The late Marc Bolan was born in London in 1947. As a member of T. Rex, he went to No. 10 in 1972 with "Bang a Gong (Get It On)."

The Bee Gees' younger brother Andy Gibb started a three week run at the top of the Billboard Pop chart in 1977 with "I Just Wanna Be Your Everything", his first of three US #1's. The record made it to #26 in the UK.

1986- Oops!

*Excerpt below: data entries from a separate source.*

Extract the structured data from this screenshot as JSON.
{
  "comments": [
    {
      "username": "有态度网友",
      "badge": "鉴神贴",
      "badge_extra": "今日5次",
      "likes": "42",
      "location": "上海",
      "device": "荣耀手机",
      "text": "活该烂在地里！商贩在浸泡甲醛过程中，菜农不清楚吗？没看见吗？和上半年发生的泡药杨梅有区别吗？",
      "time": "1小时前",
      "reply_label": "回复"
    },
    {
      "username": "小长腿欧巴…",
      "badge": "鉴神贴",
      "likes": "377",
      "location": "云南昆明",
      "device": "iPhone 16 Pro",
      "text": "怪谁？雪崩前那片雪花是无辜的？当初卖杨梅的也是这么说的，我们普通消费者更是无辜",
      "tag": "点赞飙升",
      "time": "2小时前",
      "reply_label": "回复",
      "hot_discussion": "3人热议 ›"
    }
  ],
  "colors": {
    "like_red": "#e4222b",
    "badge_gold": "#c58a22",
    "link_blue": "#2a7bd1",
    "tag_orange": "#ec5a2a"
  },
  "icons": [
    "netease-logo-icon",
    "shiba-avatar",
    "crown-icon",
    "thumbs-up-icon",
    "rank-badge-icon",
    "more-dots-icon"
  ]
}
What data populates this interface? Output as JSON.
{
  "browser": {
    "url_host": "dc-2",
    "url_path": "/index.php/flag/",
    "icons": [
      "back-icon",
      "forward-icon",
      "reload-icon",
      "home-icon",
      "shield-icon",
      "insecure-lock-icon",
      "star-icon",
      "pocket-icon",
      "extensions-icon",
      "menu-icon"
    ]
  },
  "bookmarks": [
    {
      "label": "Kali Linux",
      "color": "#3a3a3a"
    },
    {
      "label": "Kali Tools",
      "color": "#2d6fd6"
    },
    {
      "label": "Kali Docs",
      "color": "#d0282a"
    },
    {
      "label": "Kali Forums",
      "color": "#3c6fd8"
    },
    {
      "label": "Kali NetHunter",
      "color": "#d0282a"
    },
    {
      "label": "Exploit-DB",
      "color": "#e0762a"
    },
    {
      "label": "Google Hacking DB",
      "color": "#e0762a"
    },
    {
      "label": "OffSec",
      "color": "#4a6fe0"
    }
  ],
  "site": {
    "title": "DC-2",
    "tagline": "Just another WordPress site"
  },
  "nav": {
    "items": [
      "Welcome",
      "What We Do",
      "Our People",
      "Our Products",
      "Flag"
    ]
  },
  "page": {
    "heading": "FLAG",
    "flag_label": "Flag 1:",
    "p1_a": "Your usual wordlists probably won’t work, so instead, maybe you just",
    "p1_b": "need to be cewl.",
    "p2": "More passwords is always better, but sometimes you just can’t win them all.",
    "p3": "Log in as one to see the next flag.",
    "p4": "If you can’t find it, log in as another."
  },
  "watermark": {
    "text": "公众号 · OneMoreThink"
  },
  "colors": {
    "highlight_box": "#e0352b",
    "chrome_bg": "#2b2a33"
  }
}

The show business newspaper Variety reported that RCA dumped John Denver from its roster after the release of his single, "What Are We Making Weapons For.” Variety said the song upset the record company's new owner, General Electric, one of the largest defense contractors in the US. GE sold RCA two months later.

The Troggs started a two week run at No.1 on the US singles chart in 1966 with 'Wild Thing'.

1973- The Mamas & the Papas Papa John Phillips calls a press conference to accuse his old label ABC-Dunhill of "the systematic, cold-blooded theft of perhaps up to $60 million, stolen from each and every artist who ever recorded for the company during a seven-year period."

In 1991, a police officer was forced to tear up a traffic ticket given to the limousine that Axl Rose was travelling in after it made an illegal turn. Rose threatened to pull that nights Guns N' Roses gig if the ticket was issued. Oh, the benefits of being a rock star!